Cette année, Mah nichtanah (« En quoi diffère » cette nuit-ci des autres nuits ?) ne sera pas questionnement mais affirmation. Nous constaterons combien cette nuit est différente des autres nuits de Pessa’h. Toutes les autres nuits jeunes et moins jeunes se retrouvent ensemble à la table du Seder. Cette nuit-ci nous serons séparés de nos anciens, de nos parents et grands-parents. Nous ne connaitrons pas la joie de nous retrouver en famille élargie, de faire dialoguer les générations dans le rire et la bonne humeur. Toutes les nuits le Seder est précédé de l’office à la synagogue où nous avons prié au côté de nos amis notre famille de cœur.

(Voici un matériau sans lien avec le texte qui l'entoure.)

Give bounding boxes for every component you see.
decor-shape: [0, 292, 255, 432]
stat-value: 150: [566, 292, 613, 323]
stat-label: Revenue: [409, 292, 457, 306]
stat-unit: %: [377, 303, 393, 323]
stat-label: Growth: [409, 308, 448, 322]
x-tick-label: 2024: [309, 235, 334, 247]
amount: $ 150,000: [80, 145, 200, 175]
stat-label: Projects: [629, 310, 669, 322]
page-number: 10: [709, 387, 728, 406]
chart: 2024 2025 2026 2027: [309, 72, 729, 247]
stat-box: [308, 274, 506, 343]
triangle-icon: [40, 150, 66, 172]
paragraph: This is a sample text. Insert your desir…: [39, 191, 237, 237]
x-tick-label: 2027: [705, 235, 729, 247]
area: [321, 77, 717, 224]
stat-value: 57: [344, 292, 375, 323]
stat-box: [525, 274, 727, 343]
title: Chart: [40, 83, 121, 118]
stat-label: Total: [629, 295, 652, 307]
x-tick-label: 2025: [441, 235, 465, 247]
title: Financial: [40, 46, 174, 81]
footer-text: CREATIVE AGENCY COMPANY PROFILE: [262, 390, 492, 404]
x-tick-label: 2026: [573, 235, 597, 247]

Cette nuit-ci, nous prierons chez nous et nos pensées iront vers ces fidèles amis et vers notre synagogue désertée, ce lieu de prière et de vie où retentit le brouhaha des enfants et des adultes heureux de s’y retrouver lors des grandes solennités.

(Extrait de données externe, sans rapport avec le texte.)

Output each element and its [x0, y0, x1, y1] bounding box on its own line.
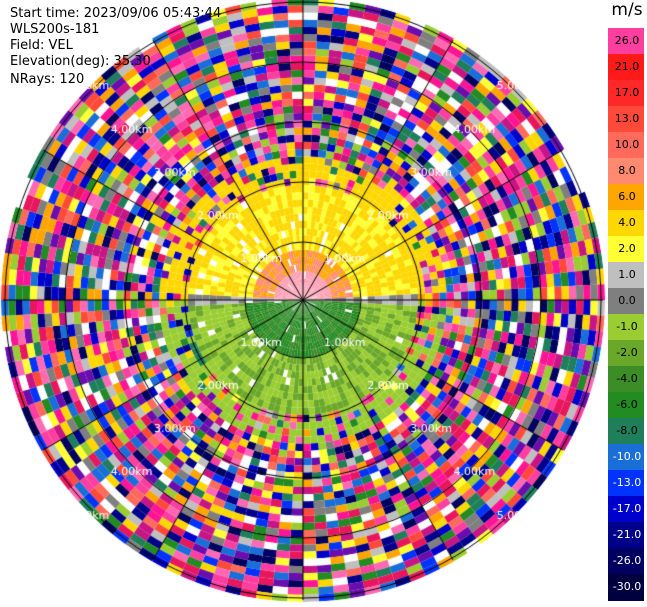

Toutes les autres nuits nous accueillons à nos tables des amis et des personnes qui ne savent pas célébrer le Seder et que nous guidons et accompagnons avec des explications parfois transmises depuis la nuit des temps. Cette nuit-ci, nous réserverons nos commentaires à nos conjoints et à nos enfants, à celles et ceux avec lesquels nous sommes confinés depuis des semaines. En aucun cas nous ne prendrons le risque d’ouvrir nos portes parce que dans notre tradition la sauvegarde de la vie prime sur tout le reste.
Notre centre communautaire n’accueillera pas les familles et les personnes qui, traditionnellement, s’y rendent chaque année parce que ressentant le besoin de comprendre les nombreux rites de cette soirée ou de ne pas rester isolés.
Toutes les autres nuits nous posons des questions sur l’esclavage et la sortie d’Egypte. Cette nuit-ci, nous nous poserons des questions sur cette forme de privation de liberté qu’est le confinement – que nous apporte-t-il nonobstant ses difficultés, comment a t-il modifié en profondeur notre rapport à nous-même et à nos proches ? – et exprimerons ardemment le souhait d’en sortir. Notre vie juive aura été profondément bousculée. Nous ne la vivrons plus jamais comme une évidence.
La vie des hébreux et des égyptiens ne fut plus jamais la même après l’exode.
La nôtre sera radicalement différente marquée par une époque où l’autre fut perçu comme un danger celui qui peut me contaminer. Il nous faudra soutenir toutes les personnes fragilisées économiquement par la pandémie. Cette crise en mettant à mal nos solidarités, en nous coupant les uns des autres, nous aura appris que la mondialisation n’est pas un vain mot, l’ennemi invisible ayant affecté et infecté tous les peuples. Elle nous aura également enseigné que le Créateur nous a donné en partage une seule Terre qu’il faudra préserver pour nos enfants. Ils seront peut-être les grands bénéficiaires de cette révolution des consciences. Nous n’oublierons pas le silence assourdissant de nos mégalopoles et le gazouillis des oiseaux que nous n’avions plus entendu depuis si longtemps. Gaïa aura respiré durant cette parenthèse. A nous d’agir afin qu’elle n’étouffe pas à nouveau.